I thought of Jacob in his casket, dead before he'd been kissed, and I thought of
the blood seeping out of the gunshot wound of the boy who'd tried to attack me.
"Not so innocent," I said, hanging my head down in shame.

"I don't believe that."

I just stared at my hands, feeling the ghost of the sting of the pistol recoiling as I
pulled the trigger. "You don't know much about me, Edward."

He tipped my head up with one finger. "No matter what sins you may have
committed on this earth, you are still an innocent. I could taste it in your blood—
the blood you so willingly gave me."

"That's preposterous," I said. "You can't … possibly taste that."

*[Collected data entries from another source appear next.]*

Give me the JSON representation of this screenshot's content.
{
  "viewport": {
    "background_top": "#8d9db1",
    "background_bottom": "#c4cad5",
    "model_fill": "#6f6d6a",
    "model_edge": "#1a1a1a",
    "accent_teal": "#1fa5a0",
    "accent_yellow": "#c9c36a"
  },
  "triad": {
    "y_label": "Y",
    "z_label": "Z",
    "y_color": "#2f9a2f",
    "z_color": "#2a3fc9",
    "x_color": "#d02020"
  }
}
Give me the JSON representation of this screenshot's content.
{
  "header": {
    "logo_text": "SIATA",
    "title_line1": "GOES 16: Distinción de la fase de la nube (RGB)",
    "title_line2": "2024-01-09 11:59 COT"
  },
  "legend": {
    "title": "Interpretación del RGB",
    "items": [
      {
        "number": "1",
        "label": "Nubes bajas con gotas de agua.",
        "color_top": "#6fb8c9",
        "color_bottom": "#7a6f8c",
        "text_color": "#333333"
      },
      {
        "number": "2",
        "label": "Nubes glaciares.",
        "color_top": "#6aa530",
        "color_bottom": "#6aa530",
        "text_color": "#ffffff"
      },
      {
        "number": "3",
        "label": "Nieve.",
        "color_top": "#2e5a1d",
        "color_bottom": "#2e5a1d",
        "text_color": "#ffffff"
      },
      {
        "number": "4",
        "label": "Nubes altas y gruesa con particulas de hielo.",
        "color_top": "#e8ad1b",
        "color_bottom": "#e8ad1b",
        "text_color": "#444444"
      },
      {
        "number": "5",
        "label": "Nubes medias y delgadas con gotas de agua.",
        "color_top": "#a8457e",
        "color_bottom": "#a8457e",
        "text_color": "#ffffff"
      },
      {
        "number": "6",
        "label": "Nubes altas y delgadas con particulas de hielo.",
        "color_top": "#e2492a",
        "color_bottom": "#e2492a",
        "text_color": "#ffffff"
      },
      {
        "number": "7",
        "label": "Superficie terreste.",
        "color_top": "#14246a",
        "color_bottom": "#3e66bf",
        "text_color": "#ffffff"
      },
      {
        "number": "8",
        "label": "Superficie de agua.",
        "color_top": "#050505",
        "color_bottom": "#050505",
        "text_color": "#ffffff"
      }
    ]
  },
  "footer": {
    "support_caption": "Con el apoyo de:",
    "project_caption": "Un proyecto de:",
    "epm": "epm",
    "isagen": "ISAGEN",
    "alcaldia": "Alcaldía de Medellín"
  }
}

"I have tasted the blood of murderers and sinners and the worst examples of
humanity. Your blood is pure."

His eyes darkened for a moment, and I became afraid. He turned away from me,
clenching his fists and breathing in and out, in and out, grinding his teeth
together. "I'm sorry," he said after a while. "I almost lost control again. I should
leave you."

"No, don't!" I grabbed one of his hands and placed it on my cheek. "I would
rather die by your hand than live alone. I can't … I just can't be alone anymore."

"Bella, you don't know how dangerous I can be."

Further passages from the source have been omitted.